Friday, November 27, 2009

Nation & World

A Problem Province

Diyala province is a mess. A change in strategy in Washington may not be enough to make things right again

By Anna Mulrine
Posted 1/7/07
Page 2 of 4

It was last year that Brig. Gen. Shakir Hulail Hussein al-Kaab, the Shiite commander of the area's 5th Iraqi Army Division, managed to enrage powerful Sunni sheiks here in a move that American military officials say haunts the province today: In mass sweeps, he rounded up hundreds of Sunnis who were later found to be innocent. In so doing, says a local official, "he drove the Sunnis into the arms of al Qaeda."

SHOOTING. Iraqi police, under instruction from U.S. and Iraqi trainers, take a weapons course at a facility in Baqubah. The police, whose chief is a Shiite, are accused by Sunnis of abuses as both sides jockey for power and control.
Photography by Lucian Read for USN&WR

In the office of Col. David Sutherland, commander of the 3rd Brigade of the 1st Cavalry Division, two local Sunni leaders meet in the brigade's headquarters at Forward Operating Base Warhorse to raise their concerns. They have pulled out of Diyala's provincial council for the time being, pointing to the ongoing abuses they say the Sunnis are suffering at the hands of local police and Iraqi soldiers. They cite reports of soldiers destroying furniture and stealing jewelry in homes they raid, and torture by a Shakir subordinate nicknamed Colonel Cable, who has a reputation for beating prisoners on the soles of their feet-most likely, they add, at the police chief's behest. That chief, Ghassan al-Bawi, also a Shiite, "admitted that torture was going on," says a U.S. military official, "but he said they were only doing it to the bad guys."

Sutherland has brought the Sunni leaders here in the hopes of persuading them to rejoin the government. "We have more coverage on the holding facilities now," he reassures them.
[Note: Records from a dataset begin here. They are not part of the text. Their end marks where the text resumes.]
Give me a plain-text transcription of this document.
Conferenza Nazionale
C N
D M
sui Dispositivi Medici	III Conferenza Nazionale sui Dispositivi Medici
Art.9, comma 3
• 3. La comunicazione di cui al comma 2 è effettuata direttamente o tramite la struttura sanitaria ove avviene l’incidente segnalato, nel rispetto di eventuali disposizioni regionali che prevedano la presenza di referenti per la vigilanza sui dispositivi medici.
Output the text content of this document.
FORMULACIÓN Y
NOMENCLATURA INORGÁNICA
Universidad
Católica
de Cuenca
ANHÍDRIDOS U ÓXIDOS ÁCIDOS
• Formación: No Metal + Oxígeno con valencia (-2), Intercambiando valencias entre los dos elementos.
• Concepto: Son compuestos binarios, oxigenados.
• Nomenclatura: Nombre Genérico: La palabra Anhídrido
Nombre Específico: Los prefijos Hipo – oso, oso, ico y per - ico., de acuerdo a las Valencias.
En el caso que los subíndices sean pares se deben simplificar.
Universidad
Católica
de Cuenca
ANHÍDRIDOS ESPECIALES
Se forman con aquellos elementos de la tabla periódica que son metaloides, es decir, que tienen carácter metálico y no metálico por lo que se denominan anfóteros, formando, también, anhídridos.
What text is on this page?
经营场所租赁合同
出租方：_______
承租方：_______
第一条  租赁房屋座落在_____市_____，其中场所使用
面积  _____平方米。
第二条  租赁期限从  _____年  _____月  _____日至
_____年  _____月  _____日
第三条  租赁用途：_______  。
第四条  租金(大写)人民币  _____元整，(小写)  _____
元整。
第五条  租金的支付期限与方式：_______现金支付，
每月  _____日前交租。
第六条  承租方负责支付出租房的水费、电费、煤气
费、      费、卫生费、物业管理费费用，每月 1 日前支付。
But they have other concerns. "When the Army was doing the raids in Sunni areas, they played cassette tapes-Shiite ceremonies on tape, songs of the Mahdi Army. This is the kind of army we're dealing with-very sectarian," says Hussein Abid al-Zubeidi, head of the Sunni Iraqi Islamic Party. Hussein is still a member of the provisional council, but he's now participating only behind the scenes.

General Shakir for his part contends that his soldiers are not targeting Sunnis-that there are simply few Shiites left to arrest. Some 8,000, he says, have been killed, displaced, or have fled. Sutherland sympathizes with Hussein. "The action of individual soldiers-in houses, showing disrespect-is unacceptable. The people became disgusted and disillusioned." Adds Sutherland of General Shakir: "His actions are indicative of his mental model. And his mental model needs to be changed."

Mind games. U.S. forces here are banking on an operation taking place even as Hussein and Sutherland speak to help change the minds of local Sunnis. It is "a very targeted mission," Sutherland explains to Hussein, to drive out Sunni terrorists in an overrun area outside of Baqubah that has not been touched by U.S. forces for three years. U.S. and Iraqi soldiers will then rush in aid in the form of blankets, water, and kerosene for local Sunnis in the area-classic counterinsurgency strategy honed by Sutherland in his years as an Army tactical instructor. Much hinges on the operation as al Qaeda continues its bid for the region: Recently, U.S. military officials here discovered an extensive network of tunnels and a cache of several trailer-size containers, stocked with rocket-propelled grenades, arms, American dollars, and over half a million rounds of ammunition. "It was more AK-47s than I've given the Iraqi police in the last four months," Sutherland says.